Anteil der Juden an israelischer Bevölkerung weiter gesunken

JERUSALEM (inn) – Die Wachstumsrate der jüdischen Bevölkerung in Israel ist auch im Jahr 2001 zurückgegangen. Die Zahl der Gesamtbevölkerung nahm dagegen zu, berichtete das Zentrale Büro für Statistik in Israel.

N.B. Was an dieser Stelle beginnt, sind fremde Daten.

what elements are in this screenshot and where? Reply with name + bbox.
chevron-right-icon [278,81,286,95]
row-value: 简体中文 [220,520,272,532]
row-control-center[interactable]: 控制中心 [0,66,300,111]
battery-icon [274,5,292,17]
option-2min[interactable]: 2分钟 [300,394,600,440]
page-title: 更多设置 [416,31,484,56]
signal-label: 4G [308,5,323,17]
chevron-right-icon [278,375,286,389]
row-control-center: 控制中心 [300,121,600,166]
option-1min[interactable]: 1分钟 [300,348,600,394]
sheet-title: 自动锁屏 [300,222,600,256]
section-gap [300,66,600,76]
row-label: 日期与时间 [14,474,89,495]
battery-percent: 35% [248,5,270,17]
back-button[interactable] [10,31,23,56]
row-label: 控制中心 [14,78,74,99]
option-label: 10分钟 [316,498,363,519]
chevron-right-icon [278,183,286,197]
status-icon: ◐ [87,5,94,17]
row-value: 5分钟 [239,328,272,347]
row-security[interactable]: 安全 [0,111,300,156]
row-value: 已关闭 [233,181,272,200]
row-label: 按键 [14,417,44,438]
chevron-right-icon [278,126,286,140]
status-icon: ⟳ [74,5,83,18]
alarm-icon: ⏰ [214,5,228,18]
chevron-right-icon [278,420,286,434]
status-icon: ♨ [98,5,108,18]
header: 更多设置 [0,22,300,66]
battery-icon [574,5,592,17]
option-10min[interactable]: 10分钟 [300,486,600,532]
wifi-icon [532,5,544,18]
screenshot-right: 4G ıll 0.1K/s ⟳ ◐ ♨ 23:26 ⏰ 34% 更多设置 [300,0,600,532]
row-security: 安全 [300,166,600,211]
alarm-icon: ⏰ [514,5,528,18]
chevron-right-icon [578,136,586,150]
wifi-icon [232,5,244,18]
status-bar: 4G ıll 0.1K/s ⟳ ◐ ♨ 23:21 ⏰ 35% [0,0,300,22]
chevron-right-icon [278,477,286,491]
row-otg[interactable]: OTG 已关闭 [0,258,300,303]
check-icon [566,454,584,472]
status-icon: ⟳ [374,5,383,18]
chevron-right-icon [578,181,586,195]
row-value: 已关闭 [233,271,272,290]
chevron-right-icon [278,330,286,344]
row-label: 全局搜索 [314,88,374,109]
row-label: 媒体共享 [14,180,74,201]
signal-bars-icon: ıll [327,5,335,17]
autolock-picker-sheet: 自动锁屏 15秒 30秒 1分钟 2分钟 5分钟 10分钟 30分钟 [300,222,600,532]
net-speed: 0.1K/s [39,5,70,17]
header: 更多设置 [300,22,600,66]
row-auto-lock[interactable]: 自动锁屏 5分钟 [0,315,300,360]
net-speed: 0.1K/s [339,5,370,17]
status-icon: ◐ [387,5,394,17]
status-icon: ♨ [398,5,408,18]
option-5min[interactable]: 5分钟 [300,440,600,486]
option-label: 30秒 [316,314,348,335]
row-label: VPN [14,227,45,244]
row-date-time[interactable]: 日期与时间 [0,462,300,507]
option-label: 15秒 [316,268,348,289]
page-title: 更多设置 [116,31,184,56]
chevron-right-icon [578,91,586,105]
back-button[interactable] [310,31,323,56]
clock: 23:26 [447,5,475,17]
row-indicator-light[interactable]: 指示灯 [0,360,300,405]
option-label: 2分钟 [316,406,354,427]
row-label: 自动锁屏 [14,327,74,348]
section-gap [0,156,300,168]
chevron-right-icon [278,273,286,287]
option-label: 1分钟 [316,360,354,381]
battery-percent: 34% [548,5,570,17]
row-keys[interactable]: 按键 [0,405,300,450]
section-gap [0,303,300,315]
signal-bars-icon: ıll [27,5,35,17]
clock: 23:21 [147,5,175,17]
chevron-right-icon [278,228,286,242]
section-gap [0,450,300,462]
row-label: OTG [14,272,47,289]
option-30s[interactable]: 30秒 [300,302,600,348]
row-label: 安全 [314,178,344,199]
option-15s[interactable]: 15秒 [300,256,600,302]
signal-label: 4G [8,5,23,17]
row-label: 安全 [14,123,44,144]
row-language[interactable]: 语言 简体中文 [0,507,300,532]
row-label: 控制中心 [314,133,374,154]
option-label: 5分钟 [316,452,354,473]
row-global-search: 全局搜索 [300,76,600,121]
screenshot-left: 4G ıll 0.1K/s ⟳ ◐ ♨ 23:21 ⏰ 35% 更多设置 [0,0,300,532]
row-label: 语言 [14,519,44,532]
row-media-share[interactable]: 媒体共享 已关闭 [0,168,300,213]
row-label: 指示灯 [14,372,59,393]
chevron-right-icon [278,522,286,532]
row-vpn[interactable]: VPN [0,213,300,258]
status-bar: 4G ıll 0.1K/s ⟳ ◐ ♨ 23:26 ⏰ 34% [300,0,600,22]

Zum Ende des Jahres 2001 lebten in Israel 6.592 Millionen Menschen, von denen 77,2 Prozent jüdisch waren. Die Gesamtbevölkerung stieg um 2,1 Prozent, also um etwa 133.000 Menschen, heißt es im Jahresbericht des Zentralen Büros für Statistik (CBS).

Während sich die jüdische Bevölkerung in Israel insgesamt vergrößert hat, ist die Wachstumsrate seit Ende der 90er Jahre von 1,8 auf 1,4 Prozent gesunken. Der Anteil der Juden fiel von 77,8 Prozent im Jahr 2000 auf 77,2 Prozent.

Am Ende des vergangenen Jahres waren 15,4 Prozent der Bürger Muslime, 2,1 Prozent Christen, 1,5 Prozent Drusen und etwa 3,5 Prozent ohne Religionszugehörigkeit. Die israelischen Araber machten, wie zur Zeit der Staatsgründung im Jahr 1948, 19 Prozent der Bevölkerung aus.

Der Anteil der über 64jährigen Juden betrug zwölf Prozent der Gesamtbevölkerung, während nur drei Prozent Muslime im selben Alter waren. Im Jahr 2001 sind 43.600 Menschen nach Israel eingewandert. Das ist die niedrigste Anzahl seit 1990. Die Zahl der Immigranten ist im Vergleich zum Jahr 2000 um 28 Prozent gesunken. Dagegen ist die Zahl der Auswanderer mit 20.000 seit 1996 stabil geblieben.